According to the programme, this production of Madama Butterfly is nearly 40 years old, a time of life at which most things, if not people, are automatically labelled 'venerable'. The late Joachim Herz carefully put together his own version of Puccini's troubled tragedia giapponese based on the composer's three separate attempts to make his opera work, in collaboration with WNO's then-chorus master, Julian Smith. Nevertheless, Herz's mise en scène remains impeccably respectful to music, story and characterisation and if it is short on striking stage images – the only one that burns itself into the mind is that of Butterfly and Suzuki framed in silhouette behind the slatted walls of their home, awaiting Pinkerton's return – designer Reinhart Zimmerman's sepia-toned set and authentic period costumes have worn well.

Musically and dramatically, things were less assured: Jonathan Burton gave Pinkerton the requisite bounce and swagger but too often his acting was generalised, lacking in specific choices (he seemed almost indifferent to his bride at the end of Act 1). Admittedly, Puccini set his tenor an almost impossible task, given the unsympathetic nature of the character, but more could have been done here. Karah Son's Cio-Cio San recovered after a somehwat effortful opening, but never sounded entirely at ease with moments of marvellous pure tone balanced by others of strain. There was something missing from the character here, too: once again, Puccini and his librettists Luigi Illica and Giuseppe Giacosa were asking for the moon, in demanding a journey from teenage virgin to love sacrifice in the space of two and a half hours of stage time. Ultimately, Son didn't persusade me that she was a different person at the end to the beginning.

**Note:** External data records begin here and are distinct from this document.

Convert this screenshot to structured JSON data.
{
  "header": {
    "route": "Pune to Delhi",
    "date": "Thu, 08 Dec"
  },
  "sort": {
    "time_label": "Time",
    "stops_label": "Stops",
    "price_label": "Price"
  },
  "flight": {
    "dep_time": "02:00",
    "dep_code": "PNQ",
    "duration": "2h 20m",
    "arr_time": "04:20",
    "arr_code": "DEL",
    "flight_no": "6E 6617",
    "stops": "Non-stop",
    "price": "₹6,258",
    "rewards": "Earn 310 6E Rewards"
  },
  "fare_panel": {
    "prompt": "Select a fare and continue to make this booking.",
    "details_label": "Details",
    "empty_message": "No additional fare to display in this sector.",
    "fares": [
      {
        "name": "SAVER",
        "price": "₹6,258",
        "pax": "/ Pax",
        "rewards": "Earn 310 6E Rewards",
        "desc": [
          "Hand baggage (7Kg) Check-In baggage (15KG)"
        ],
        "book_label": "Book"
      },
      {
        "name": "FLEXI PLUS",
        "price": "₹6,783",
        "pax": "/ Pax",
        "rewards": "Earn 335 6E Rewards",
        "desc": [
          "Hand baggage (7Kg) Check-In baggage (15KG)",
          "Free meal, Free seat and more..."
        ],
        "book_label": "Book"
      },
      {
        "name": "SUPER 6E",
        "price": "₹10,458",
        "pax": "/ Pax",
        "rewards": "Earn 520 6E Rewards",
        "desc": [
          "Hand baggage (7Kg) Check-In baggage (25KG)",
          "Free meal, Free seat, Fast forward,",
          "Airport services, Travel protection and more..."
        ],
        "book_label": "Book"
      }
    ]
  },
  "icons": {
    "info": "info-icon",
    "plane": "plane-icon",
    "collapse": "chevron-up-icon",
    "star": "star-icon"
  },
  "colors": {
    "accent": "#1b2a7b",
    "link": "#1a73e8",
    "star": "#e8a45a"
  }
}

The supporting cast, though, yielded many pleasures: David Kempster's silver-haired consul Sharpless was a figure of grounded authority, both dramatically and vocally, matched by Rebecca Afonwy-Jones' affectingly loyal Suzuki. Simon Crosby Buttle was a suitably oleaginous Goro and Richard Wiegold a sonorous, if vocally under-powered, Bonze. Revival director Sarah Crisp might have done well to have kept some  of the wedding scene antics under tighter control. Surprsingly, the most striking performance of the evening came from Sian Meinir as a wholly unsympathetic and patently insincere Kate Pinkerton. Dressed in what looked like a tight-corseted W.I. uniform that recalled the one worn by the Nurse who escorts Blanche Dubois to the asylum at the end of A Streetcar Named Desire, Meinir invested her character's few lines with a chilling hauteur and she was every inch the western woman repelled by the quaintness and barbarity of the east.  

In the pit, Andrew Greenwood presided over an efficient account of the score that never entirely caught fire, with the trombones getting a little out of hand and threatening to overwhelm the singers in the Act 1 duet. The WNO Orchestra continues to be an instrument of great power and sensitivity but these virtues were only in intermittent evidence here.

On balance, an enjoyable evening, even if this performance lacked the sense of involvement from the principals needed to give the tragedy its proper impact.